Dedicated TSHDs work around the clock in 12-hour shifts. There is no need for a night shift at this job, and the Cat 336 works a single daily 12-hour shift from Monday to Friday.
It depends on the sand supply boats and the weather out on the lake, but the excavator spews out anything from 300 to 600 cubes an hour.
I returned to the site two weeks later to see the Cat 336 deposit a second layer of sand over the top of the first. It is not necessary to spray the material so far in front of it this time to create the land for it to stand on so the flow of material was not reduced at the end of the extension.
The first thing I noticed was that the initial straps securing the flexible pipe below the excavator’s boom and stick had been swapped for a new smarter looking system. It needs stressing that they are fine-tuning what is essentially a prototype.
There was a different operator too, this time main driver Patrick Crielaard, who has piloted several Cat excavators for Boskalis, including a two-year stint with a 336E on the Dutch island of Texel.

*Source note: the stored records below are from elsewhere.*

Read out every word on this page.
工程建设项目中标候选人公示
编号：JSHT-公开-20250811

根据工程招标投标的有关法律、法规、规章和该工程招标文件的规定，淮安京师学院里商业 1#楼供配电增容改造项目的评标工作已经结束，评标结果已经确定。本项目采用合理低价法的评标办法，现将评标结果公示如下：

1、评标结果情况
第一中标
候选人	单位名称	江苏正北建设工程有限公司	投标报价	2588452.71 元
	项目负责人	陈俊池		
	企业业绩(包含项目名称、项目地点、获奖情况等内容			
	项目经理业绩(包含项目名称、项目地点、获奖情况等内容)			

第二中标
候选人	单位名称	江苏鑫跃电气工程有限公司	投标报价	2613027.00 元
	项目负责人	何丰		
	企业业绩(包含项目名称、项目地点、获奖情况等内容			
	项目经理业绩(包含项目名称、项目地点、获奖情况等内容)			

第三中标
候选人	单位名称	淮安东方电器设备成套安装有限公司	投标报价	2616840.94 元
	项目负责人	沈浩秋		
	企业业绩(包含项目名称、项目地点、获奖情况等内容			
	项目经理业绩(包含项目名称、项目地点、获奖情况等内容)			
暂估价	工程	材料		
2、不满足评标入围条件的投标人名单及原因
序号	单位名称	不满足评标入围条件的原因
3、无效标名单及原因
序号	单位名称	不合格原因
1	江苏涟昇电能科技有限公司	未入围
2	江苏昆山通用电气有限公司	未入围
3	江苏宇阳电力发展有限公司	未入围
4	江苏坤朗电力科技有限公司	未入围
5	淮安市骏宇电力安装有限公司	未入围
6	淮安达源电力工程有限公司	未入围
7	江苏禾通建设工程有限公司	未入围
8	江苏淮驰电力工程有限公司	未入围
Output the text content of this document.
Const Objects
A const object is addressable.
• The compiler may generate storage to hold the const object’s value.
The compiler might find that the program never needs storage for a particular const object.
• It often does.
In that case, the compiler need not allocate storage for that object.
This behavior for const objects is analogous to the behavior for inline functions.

In fact, when he first sat on his latest mount in January this year he expected it to be with its standard bucket. Boskalis had other plans though, and Patrick was asked whether he was interested in being involved with something special.
“Initially, I thought it was a shame to modify a new excavator,” he says. “Also, I thought it might be a bit boring, but it is actually really interesting and challenging work.”
The operator can alter the height of the end of the stick to the ground. Using the bucket cylinder, it is also possible to alter the discharge height at the end of the extension.
“If I get it right and accurately fill in the colour chart then the excess water runs back to the lake, and other than a final spot of levelling, there is not a lot of work for the dozer,” he adds.
Once the second sand layer is deposited the excavator will move on to the next location. More sand will be needed to raise the level to create the required 1:15 slope from the top of the new dike at Warder to the water. This will all come from the lake, but will be unloaded into the ADT skips by a pontoon-based excavator.
There is still another year of rainbowing left for the Cat 336 at the current project. Patrick admits to missing moving cubes on a standard excavator, but relishes the opportunity to be involved with something special.
“My dream is to travel and work abroad and I would love to do it with this excavator,” he says, “and especially at coastal defence projects to protect land from rising sea levels.”
Australia, Canada and the Middle East are high on his wish list. Boskalis works at water projects all over the globe so it is just possible he might have an opportunity to fulfil his travel ambitions when the current works are completed.
If not then I suspect they will remove the additional in-cab screen, but probably leave the heap of electronic wizardry in place.
It will probably take a couple of days to remove all the pipework, after which the excavator can be reunited with its bucket and get back to digging cubes of material rather than spreading them.